As políticas de emprego keynesianas são, portanto, um largo espectro de políticas macroeconômicas, de regulação trabalhista e proteção social, com um compromisso político claro a favor do pleno emprego.

A ideia por trás dessas políticas é bem explicada pela seguinte frase, dita por um militar britânico durante a Segunda Guerra, e presente no documentário O Espírito de 45 (2013), dirigido por Ken Loach (2013):

“Nos anos 30, tivemos desemprego em massa. Em tempos de guerra, não temos desemprego. Se podemos ter pleno emprego matando alemães, por que não podemos ter pleno emprego construindo casas, construindo escolas, recrutando professores, enfermeiras, médicos?”

Políticas liberais

Esse espírito perdura até meados dos anos 1970, quando entram no poder, a nível internacional nos países desenvolvidos, forças políticas influenciadas pelo pensamento liberal e centradas no indivíduo, difundido por autores como Hayek e Friedman e a Escola de Chicago. Esses ideais entram no debate público com a ascensão dos governos conservadores de Margaret Thatcher no Reino Unido e Ronald Reagan nos Estados Unidos.

A partir dessa nova configuração econômica-social, denominada de neoliberalismo, as políticas de emprego passam a se resumir em ações focadas no mercado de trabalho, que visam garantir alguns direitos sociais básicos, nomeadamente o seguro-desemprego e a educação profissional, sobretudo para os grupos com mais dificuldades em conseguir um emprego.

As políticas de emprego liberais estão alinhadas com os pressupostos da economia neoclássica, que defende que a intervenção do Estado deve existir apenas para corrigir as falhas de mercado. Sendo assim, as políticas de emprego liberais focam-se apenas nas falhas do mercado de trabalho. Deixa-se para um segundo plano questões mais estruturais, que são as raízes dos problemas, como a desigualdade e a renda baixa, que estão presentes nas políticas keynesianas.

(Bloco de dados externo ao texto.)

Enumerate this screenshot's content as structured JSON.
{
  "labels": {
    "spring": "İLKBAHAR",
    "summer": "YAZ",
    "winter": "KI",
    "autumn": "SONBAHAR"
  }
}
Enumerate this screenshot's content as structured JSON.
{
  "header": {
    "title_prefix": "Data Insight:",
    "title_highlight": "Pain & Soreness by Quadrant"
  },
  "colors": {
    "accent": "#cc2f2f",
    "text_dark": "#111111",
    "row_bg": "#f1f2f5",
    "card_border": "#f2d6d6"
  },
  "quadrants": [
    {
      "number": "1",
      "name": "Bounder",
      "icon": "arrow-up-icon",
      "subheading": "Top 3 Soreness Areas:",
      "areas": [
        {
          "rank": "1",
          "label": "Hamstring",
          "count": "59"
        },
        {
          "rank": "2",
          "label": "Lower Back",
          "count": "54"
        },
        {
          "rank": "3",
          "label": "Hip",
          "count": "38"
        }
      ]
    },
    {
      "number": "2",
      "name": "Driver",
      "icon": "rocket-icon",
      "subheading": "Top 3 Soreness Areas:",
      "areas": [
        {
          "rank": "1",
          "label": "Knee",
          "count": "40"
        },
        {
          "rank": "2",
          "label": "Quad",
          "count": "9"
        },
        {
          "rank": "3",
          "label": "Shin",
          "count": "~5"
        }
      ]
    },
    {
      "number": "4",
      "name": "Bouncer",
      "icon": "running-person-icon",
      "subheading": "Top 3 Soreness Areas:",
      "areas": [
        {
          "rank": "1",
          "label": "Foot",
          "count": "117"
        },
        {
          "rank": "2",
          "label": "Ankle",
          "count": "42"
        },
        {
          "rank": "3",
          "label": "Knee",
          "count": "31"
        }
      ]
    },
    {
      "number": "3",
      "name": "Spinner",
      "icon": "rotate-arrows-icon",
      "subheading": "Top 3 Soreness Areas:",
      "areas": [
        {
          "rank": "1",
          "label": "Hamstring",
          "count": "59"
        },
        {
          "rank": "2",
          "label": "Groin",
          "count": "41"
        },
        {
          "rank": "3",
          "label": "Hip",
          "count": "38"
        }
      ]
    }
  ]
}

Além disso, também assumem o pressuposto liberal da responsabilização individual. O objetivo dessas políticas é aumentar a empregabilidade das pessoas desempregadas, ou seja, desenvolver as competências profissionais de cada pessoa para aumentar as chances dela conseguir um emprego. O Estado serve para preparar os indivíduos, e estes são os únicos responsáveis por conseguir um novo emprego.

Mudança na União Europeia

O abandono do compromisso social pelo pleno emprego e o crescimento da responsabilização individual nas políticas de emprego foi um processo que levou décadas, conforme pesquisa documental que realizei nas legislações da União.

O Tratado de Paris, de 1951, foi o primeiro passo para a integração entre os países do continente. Logo em seu artigo 2, o tema do emprego fica explícito na frase: “A missão da Comunidade Europeia do Carvão e do Aço é contribuir (…) para o desenvolvimento do emprego”. Foram criados apoios para empresas com baixos níveis de produção, e fica esclarecido que o apoio é para assegurar a manutenção dos níveis de emprego nessas empresas (artigo 58). Na página 172, ficaram combinados estudos para “evitar uma distribuição desigual entre os funcionários e reduções no emprego que poderiam resultar de uma redução da demanda”. Eram os princípios teóricos keynesianos sendo colocados em prática nas políticas públicas. O Tratado de Roma de 1958 também continua neste espírito.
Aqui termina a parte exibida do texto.